Trouble was, and is, this D-38 stuff is actually pretty dangerous to use in places where it’s likely to get dusted into the air the way it does on a flint frizzen.

Bevel Up: We wrote up an article about the stuff and how dangerous it is, but like much of what gets written in a monthly periodical, the long term impact of such a warning is limited. We either get asked or hear about somebody using this stuff occasionally and as it happens just last week a guy in California called me up to ask about an old gun he had inherited. It was a flintlock that his uncle or cousin or somebody had used when he was “re-enacting” back in the 80’s. Seems like that’s happening more and more frequently now as the muzzleloading guys from back in the early days of the revival age out. It’s just another reminder of how time slips away as we wander through life’s rich pageant. But I digress.

So, from the description the caller gave it sounded like it was a modern made rifle from the 70’s or 80’s but the lock wasn’t marked so he couldn’t tell who made it. He said that the rifle didn’t look to have many miles on it, but it already had a re-faced frizzen. That seemed sort of suspicious to him and to me. I told him what I thought the frizzen might be and that he should get it checked out (more about that later).

You can generally tell that a frizzen has been re-faced just by looking at it. It will have an extra layer of steel either soldered or riveted with little pins onto the face of the frizzen. Mind you, not every re-faced frizzen is dangerous.  There are lots of them out there in circulation – antique and modern – that have worn frizzens with a new carbon steel face on them. But it takes years of use and many hundreds or even thousands of shots to wear out a modern frizzen. This is especially true with frizzens like you see on the Siler, Chambers, Davis, and L&R locks we put on custom rifles. Those modern frizzens are solid steel all the way through, so they really don’t ever run out of steel and stop sparking. But after many thousands of shots, a modern frizzen may become so worn down that the lock geometry has changed and it needs a new face to bring it back to optimum performance, or it might wear down so thin that it cracks or breaks, but that’s not because it has worn off the carbon steel that makes the sparks. And, having refaced a couple of frizzens in my time, I will say that it’s way easier to just buy a new frizzen than to fool around with riveting and soldering and heat treating a piece of steel onto an old one. Of course, sometimes – especially with old or antique or uncommon locks – you can’t buy a new frizzen that fits, so you have to renew the face.

Bevel Down: We’ve been aware of this D-38 showing up on frizzens for quite a few years. The first we heard of it was in an article in the August, 1992 issue of Muzzle Blasts written by John Meisenheimer and C.E. Laird. Then, be-cause we kept hearing about the stuff, we wrote an article about it again back in 2000.
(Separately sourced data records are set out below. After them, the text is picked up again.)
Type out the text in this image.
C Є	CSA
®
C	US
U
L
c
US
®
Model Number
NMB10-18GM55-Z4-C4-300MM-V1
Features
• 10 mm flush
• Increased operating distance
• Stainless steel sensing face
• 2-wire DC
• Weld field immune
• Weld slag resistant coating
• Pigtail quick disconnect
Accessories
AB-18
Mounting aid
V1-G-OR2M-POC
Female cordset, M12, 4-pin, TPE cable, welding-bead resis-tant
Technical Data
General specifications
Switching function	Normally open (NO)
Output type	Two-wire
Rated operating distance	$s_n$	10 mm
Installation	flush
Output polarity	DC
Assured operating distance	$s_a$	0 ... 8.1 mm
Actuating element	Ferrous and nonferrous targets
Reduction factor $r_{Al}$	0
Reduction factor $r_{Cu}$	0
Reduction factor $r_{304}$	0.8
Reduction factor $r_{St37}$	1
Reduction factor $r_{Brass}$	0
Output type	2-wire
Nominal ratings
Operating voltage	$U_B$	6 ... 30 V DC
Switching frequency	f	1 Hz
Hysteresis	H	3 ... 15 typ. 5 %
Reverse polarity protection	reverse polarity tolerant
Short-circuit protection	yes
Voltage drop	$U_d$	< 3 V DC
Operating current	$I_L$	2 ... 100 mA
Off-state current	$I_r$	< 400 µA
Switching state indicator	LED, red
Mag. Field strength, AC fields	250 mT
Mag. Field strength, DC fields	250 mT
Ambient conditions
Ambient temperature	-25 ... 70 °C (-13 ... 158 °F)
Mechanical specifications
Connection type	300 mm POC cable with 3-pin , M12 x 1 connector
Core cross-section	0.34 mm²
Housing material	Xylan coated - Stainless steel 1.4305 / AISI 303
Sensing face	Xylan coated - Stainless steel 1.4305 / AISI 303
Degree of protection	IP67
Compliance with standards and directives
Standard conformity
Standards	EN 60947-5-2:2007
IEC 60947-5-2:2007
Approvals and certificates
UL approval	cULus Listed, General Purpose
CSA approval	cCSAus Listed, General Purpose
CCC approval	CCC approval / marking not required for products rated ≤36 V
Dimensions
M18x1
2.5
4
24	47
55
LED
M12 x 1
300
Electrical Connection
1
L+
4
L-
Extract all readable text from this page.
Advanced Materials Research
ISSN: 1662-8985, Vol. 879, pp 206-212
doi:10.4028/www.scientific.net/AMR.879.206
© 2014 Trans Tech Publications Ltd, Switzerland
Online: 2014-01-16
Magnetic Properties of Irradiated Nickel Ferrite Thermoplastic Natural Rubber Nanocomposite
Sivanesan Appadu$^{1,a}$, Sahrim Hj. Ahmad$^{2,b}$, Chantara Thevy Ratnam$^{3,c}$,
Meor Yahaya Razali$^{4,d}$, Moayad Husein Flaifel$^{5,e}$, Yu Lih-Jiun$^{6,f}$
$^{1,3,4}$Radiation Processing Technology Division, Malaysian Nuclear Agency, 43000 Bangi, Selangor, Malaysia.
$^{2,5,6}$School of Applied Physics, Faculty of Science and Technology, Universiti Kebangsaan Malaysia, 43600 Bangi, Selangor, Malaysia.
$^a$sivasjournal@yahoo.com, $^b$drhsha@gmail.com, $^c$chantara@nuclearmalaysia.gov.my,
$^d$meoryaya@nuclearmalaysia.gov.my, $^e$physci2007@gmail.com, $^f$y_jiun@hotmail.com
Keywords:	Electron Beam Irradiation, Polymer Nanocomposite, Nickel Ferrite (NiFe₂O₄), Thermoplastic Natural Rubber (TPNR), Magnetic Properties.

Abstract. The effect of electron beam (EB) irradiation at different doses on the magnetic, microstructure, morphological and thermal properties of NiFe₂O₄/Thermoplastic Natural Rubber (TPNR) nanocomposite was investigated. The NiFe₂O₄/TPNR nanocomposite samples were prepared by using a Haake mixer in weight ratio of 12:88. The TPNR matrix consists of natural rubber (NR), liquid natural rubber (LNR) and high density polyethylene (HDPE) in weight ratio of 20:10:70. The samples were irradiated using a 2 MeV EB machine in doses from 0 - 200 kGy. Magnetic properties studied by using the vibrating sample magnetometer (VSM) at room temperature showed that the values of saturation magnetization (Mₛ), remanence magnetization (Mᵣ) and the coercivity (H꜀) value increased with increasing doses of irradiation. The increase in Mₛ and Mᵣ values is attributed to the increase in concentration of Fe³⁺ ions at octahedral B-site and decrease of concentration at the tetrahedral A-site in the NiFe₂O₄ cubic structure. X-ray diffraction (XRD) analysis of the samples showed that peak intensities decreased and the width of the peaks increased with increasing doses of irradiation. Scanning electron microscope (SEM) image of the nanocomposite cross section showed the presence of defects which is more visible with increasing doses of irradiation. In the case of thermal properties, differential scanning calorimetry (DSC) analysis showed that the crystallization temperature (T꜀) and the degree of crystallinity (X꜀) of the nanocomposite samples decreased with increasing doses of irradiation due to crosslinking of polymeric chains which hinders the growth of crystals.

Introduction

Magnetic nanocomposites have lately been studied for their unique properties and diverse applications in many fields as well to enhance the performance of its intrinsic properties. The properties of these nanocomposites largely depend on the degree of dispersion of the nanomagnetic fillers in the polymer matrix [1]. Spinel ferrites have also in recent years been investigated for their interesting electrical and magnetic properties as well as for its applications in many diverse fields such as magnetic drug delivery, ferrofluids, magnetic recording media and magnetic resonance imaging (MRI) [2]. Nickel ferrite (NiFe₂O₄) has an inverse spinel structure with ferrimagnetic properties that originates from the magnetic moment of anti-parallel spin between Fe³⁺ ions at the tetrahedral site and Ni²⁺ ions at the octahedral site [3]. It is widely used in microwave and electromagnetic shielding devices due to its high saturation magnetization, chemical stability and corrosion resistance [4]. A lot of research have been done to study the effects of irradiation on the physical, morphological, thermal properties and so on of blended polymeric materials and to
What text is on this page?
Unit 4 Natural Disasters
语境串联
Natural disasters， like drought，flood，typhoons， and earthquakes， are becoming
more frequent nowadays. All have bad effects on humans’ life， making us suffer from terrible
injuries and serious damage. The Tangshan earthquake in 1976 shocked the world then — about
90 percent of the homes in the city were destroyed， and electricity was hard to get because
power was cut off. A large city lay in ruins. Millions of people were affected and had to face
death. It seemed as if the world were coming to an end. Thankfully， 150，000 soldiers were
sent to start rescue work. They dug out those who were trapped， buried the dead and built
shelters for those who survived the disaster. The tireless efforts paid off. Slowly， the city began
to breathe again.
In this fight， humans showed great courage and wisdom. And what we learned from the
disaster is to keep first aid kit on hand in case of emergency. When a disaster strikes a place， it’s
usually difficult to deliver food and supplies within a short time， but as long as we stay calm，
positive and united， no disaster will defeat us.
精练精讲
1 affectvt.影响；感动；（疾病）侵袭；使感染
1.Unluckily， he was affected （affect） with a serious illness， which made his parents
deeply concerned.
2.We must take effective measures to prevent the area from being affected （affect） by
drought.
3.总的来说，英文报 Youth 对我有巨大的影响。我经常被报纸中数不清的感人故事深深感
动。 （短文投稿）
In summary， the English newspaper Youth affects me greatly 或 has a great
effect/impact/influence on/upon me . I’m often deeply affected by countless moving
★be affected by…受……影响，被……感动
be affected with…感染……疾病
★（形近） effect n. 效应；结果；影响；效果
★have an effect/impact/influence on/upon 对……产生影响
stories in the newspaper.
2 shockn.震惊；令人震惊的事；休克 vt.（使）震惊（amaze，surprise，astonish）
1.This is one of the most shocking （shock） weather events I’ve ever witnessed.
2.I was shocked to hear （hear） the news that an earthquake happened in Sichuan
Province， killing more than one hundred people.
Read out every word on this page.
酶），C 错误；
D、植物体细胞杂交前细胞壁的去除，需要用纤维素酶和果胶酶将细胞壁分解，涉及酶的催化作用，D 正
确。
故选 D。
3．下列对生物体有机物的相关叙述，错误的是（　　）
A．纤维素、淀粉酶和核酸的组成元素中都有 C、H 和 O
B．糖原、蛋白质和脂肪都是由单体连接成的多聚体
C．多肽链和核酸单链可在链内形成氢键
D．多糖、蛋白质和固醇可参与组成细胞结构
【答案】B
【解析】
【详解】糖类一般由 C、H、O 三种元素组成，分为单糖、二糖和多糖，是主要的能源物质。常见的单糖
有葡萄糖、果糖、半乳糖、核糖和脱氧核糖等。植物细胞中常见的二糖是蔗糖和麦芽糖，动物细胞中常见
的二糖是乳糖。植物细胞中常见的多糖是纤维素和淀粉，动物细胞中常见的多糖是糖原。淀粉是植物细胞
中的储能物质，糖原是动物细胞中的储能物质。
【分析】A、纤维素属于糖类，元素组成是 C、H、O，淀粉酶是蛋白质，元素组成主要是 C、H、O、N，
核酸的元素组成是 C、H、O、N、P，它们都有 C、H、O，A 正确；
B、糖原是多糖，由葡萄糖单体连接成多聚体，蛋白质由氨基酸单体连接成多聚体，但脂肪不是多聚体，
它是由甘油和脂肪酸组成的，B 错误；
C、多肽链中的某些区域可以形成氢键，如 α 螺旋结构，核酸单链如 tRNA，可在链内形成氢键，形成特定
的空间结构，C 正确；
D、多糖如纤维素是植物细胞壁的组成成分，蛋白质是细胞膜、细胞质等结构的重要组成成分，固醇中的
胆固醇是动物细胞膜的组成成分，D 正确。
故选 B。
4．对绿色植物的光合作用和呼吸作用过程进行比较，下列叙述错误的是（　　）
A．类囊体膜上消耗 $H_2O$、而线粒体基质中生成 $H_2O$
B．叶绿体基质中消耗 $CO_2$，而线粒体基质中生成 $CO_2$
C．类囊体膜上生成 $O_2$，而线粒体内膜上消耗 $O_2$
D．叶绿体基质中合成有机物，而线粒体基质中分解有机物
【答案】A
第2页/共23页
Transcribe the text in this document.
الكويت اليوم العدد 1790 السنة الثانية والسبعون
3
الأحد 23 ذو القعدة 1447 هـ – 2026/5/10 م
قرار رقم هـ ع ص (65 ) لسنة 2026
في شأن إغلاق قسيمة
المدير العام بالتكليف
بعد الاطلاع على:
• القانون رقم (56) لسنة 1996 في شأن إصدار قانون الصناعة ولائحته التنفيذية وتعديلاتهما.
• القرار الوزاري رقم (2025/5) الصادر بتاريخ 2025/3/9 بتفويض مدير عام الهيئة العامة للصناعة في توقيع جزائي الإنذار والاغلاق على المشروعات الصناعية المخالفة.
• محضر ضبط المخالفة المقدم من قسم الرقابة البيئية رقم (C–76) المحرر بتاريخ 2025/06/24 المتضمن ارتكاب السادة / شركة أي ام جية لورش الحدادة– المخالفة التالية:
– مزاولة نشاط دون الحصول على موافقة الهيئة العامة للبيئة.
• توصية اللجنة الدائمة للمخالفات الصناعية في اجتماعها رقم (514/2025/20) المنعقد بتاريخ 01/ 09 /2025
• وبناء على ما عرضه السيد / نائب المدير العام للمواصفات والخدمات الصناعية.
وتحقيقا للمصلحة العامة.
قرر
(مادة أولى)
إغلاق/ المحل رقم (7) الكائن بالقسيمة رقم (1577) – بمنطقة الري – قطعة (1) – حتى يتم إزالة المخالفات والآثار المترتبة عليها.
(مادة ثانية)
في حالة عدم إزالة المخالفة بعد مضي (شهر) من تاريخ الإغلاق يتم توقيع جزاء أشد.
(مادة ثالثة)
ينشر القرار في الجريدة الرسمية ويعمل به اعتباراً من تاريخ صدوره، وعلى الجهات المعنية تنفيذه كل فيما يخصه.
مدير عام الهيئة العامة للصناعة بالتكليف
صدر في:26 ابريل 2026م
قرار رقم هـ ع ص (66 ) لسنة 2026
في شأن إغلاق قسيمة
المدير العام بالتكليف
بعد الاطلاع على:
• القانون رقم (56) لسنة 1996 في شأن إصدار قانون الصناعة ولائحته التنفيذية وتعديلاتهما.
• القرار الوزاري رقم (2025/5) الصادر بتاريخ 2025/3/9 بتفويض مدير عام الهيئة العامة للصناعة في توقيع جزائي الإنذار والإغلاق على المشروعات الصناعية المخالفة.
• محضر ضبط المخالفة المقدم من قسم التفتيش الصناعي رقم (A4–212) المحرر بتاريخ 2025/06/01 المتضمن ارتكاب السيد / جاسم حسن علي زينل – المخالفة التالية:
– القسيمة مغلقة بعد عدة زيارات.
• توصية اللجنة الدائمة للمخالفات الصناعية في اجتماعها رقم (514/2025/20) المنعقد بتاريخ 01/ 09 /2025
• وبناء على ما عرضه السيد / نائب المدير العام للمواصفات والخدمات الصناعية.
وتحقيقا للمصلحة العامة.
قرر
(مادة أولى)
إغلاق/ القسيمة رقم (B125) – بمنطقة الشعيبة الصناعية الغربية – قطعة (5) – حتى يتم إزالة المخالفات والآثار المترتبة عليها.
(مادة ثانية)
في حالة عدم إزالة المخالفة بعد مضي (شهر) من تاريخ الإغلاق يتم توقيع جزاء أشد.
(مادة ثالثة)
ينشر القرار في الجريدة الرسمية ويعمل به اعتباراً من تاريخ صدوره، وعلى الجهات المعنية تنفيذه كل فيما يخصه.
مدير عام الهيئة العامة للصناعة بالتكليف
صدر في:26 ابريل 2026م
I did a little research on the subject and found out that D-38 is another name for U-238, which is natural uranium that has had the U-235 isotope content reduced from about 0.7% down to about 0.2%. U-238 is essentially a waste product of uranium enrichment plants that make the high-powered stuff (U-235) for nuclear bombs and nu-clear reactors in power plants and subs and what have you.

D-38, or U-238, is a low level radioactive material. It has a half-life of 4,470,000,000 (that’s four billion, four hundred seventy million) years! It has been employed by civilian industry in applications where a really heavy metal is needed (the stuff is more than half again heavier than lead and about two and a half times heavier than iron). The military uses it to make armor piercing rocket and artillery ammunition for use against tanks.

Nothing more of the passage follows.